Ramen Masters Nissin x Shoryu

The Ramen Grasp line is highlighted with a giant pink field with white
print.  This beautiful a lot pops towards the black background with the uninteresting
gold, round, Shoryu brand beneath it.  A bowl of ramen with the
toppings included is proven beneath that.  The graphic design of the cup
makes it look very elegant and complex.
The steel foil lid of the cup reveals photographs of Shoryu and even Large Ben to let you recognize it is coping with the UK. Very cool design with the picture montage and there’s even a tiny image of the ramen.

Again of the cup.  Present dietary data and preparation instructions.  The cup is manufactured from plastic with a skinny cardboard exterior liner.

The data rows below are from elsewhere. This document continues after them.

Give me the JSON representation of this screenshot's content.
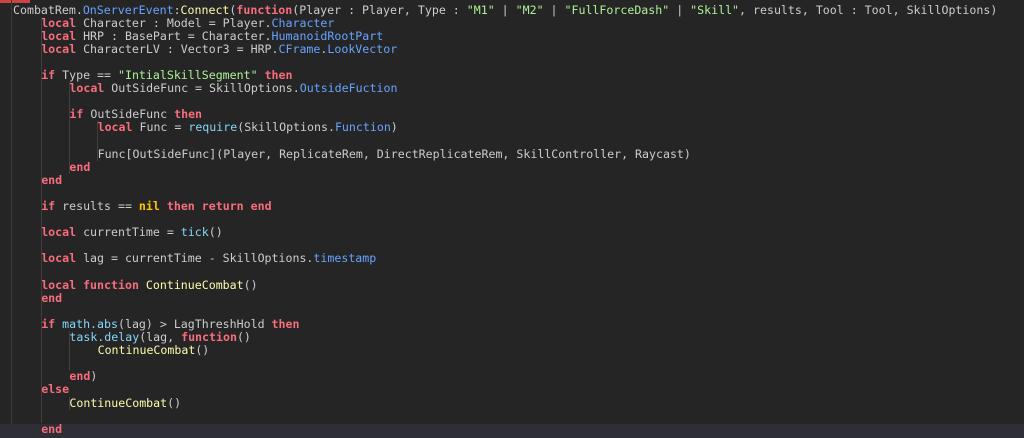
{
  "editor": {
    "colors": {
      "background": "#252525",
      "keyword": "#f86d7c",
      "string": "#adf195",
      "property": "#66a3ff",
      "function": "#fdfbac",
      "builtin": "#84d6f7",
      "nil": "#ffc600",
      "text": "#cccccc"
    },
    "lines": [
      {
        "indent": 0,
        "tokens": [
          [
            "p",
            "CombatRem."
          ],
          [
            "b",
            "OnServerEvent"
          ],
          [
            "p",
            ":"
          ],
          [
            "f",
            "Connect"
          ],
          [
            "p",
            "("
          ],
          [
            "k",
            "function"
          ],
          [
            "p",
            "(Player : Player, Type : "
          ],
          [
            "s",
            "\"M1\""
          ],
          [
            "p",
            " | "
          ],
          [
            "s",
            "\"M2\""
          ],
          [
            "p",
            " | "
          ],
          [
            "s",
            "\"FullForceDash\""
          ],
          [
            "p",
            " | "
          ],
          [
            "s",
            "\"Skill\""
          ],
          [
            "p",
            ", results, Tool : Tool, SkillOptions)"
          ]
        ]
      },
      {
        "indent": 1,
        "tokens": [
          [
            "k",
            "local"
          ],
          [
            "p",
            " Character : Model = Player."
          ],
          [
            "b",
            "Character"
          ]
        ]
      },
      {
        "indent": 1,
        "tokens": [
          [
            "k",
            "local"
          ],
          [
            "p",
            " HRP : BasePart = Character."
          ],
          [
            "b",
            "HumanoidRootPart"
          ]
        ]
      },
      {
        "indent": 1,
        "tokens": [
          [
            "k",
            "local"
          ],
          [
            "p",
            " CharacterLV : Vector3 = HRP."
          ],
          [
            "b",
            "CFrame"
          ],
          [
            "p",
            "."
          ],
          [
            "b",
            "LookVector"
          ]
        ]
      },
      {
        "indent": 0,
        "tokens": []
      },
      {
        "indent": 1,
        "tokens": [
          [
            "k",
            "if"
          ],
          [
            "p",
            " Type == "
          ],
          [
            "s",
            "\"IntialSkillSegment\""
          ],
          [
            "p",
            " "
          ],
          [
            "k",
            "then"
          ]
        ]
      },
      {
        "indent": 2,
        "tokens": [
          [
            "k",
            "local"
          ],
          [
            "p",
            " OutSideFunc = SkillOptions."
          ],
          [
            "b",
            "OutsideFuction"
          ]
        ]
      },
      {
        "indent": 0,
        "tokens": []
      },
      {
        "indent": 2,
        "tokens": [
          [
            "k",
            "if"
          ],
          [
            "p",
            " OutSideFunc "
          ],
          [
            "k",
            "then"
          ]
        ]
      },
      {
        "indent": 3,
        "tokens": [
          [
            "k",
            "local"
          ],
          [
            "p",
            " Func = "
          ],
          [
            "g",
            "require"
          ],
          [
            "p",
            "(SkillOptions."
          ],
          [
            "b",
            "Function"
          ],
          [
            "p",
            ")"
          ]
        ]
      },
      {
        "indent": 0,
        "tokens": []
      },
      {
        "indent": 3,
        "tokens": [
          [
            "p",
            "Func[OutSideFunc](Player, ReplicateRem, DirectReplicateRem, SkillController, Raycast)"
          ]
        ]
      },
      {
        "indent": 2,
        "tokens": [
          [
            "k",
            "end"
          ]
        ]
      },
      {
        "indent": 1,
        "tokens": [
          [
            "k",
            "end"
          ]
        ]
      },
      {
        "indent": 0,
        "tokens": []
      },
      {
        "indent": 1,
        "tokens": [
          [
            "k",
            "if"
          ],
          [
            "p",
            " results == "
          ],
          [
            "n",
            "nil"
          ],
          [
            "p",
            " "
          ],
          [
            "k",
            "then"
          ],
          [
            "p",
            " "
          ],
          [
            "k",
            "return"
          ],
          [
            "p",
            " "
          ],
          [
            "k",
            "end"
          ]
        ]
      },
      {
        "indent": 0,
        "tokens": []
      },
      {
        "indent": 1,
        "tokens": [
          [
            "k",
            "local"
          ],
          [
            "p",
            " currentTime = "
          ],
          [
            "g",
            "tick"
          ],
          [
            "p",
            "()"
          ]
        ]
      },
      {
        "indent": 0,
        "tokens": []
      },
      {
        "indent": 1,
        "tokens": [
          [
            "k",
            "local"
          ],
          [
            "p",
            " lag = currentTime - SkillOptions."
          ],
          [
            "b",
            "timestamp"
          ]
        ]
      },
      {
        "indent": 0,
        "tokens": []
      },
      {
        "indent": 1,
        "tokens": [
          [
            "k",
            "local"
          ],
          [
            "p",
            " "
          ],
          [
            "k",
            "function"
          ],
          [
            "p",
            " "
          ],
          [
            "f",
            "ContinueCombat"
          ],
          [
            "p",
            "()"
          ]
        ]
      },
      {
        "indent": 1,
        "tokens": [
          [
            "k",
            "end"
          ]
        ]
      },
      {
        "indent": 0,
        "tokens": []
      },
      {
        "indent": 1,
        "tokens": [
          [
            "k",
            "if"
          ],
          [
            "p",
            " "
          ],
          [
            "g",
            "math.abs"
          ],
          [
            "p",
            "(lag) > LagThreshHold "
          ],
          [
            "k",
            "then"
          ]
        ]
      },
      {
        "indent": 2,
        "tokens": [
          [
            "g",
            "task.delay"
          ],
          [
            "p",
            "(lag, "
          ],
          [
            "k",
            "function"
          ],
          [
            "p",
            "()"
          ]
        ]
      },
      {
        "indent": 3,
        "tokens": [
          [
            "f",
            "ContinueCombat"
          ],
          [
            "p",
            "()"
          ]
        ]
      },
      {
        "indent": 0,
        "tokens": []
      },
      {
        "indent": 2,
        "tokens": [
          [
            "k",
            "end"
          ],
          [
            "p",
            ")"
          ]
        ]
      },
      {
        "indent": 1,
        "tokens": [
          [
            "k",
            "else"
          ]
        ]
      },
      {
        "indent": 2,
        "tokens": [
          [
            "f",
            "ContinueCombat"
          ],
          [
            "p",
            "()"
          ]
        ]
      },
      {
        "indent": 0,
        "tokens": []
      },
      {
        "indent": 1,
        "tokens": [
          [
            "k",
            "end"
          ]
        ]
      }
    ]
  }
}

Elements in English, German, and French.  How cool is that!  In Canada it’s English and French.

Once you pull the lid again it reveals an entire lot of soup base powder and toppings.

I added boiling water to the fill line, closed the lid, and let the noodles rehydrate for 4 minutes.

The soup had a pleasant savory aroma of a superb tonkotsu. The odor and style of Tonkotsu is tough to explain because it is not meaty and even essentially salty or spicy.  A very good tonkotsu broth is simply wealthy, clean, has a lightweight creamy-ish texture, and is savoury.  It’s fairly good, not offensive to the style buds in any approach, but it surely is not like most meat based mostly broths.  The noodles had been of a barely thicker, common dimension and may need had a firmer break and snap than the common noodles from Japan when bitten into.

The soup powder had a lot of mushrooms, smelled barely buttery, with a lot of garlic bits and inexperienced onions together with vegetable protein of some kind.   The style was fairly good with a little bit of a meaty undertone.  I believed there was a barely thicker texture to the soup than your regular broth (which works for this) too.  There was a lot of umami with a touch of garlic to it.  There have been a variety of little bits of texture vegetable (soy?) protein and tree ear mushroom, and I believe these may need thrown the flavour profile off a bit even when they added umami to it.  Nonetheless, it was a tasty cup of tonkotsu flavoured cup noodle. 

The noodles after mixing all the pieces effectively and having a couple of fork-fulls.

Closeup of the ramen.

 

Comply with me on Twitter or Instagram at @Tostzilla or my feedburner
Extra snacks, ramen and Japanese popular culture.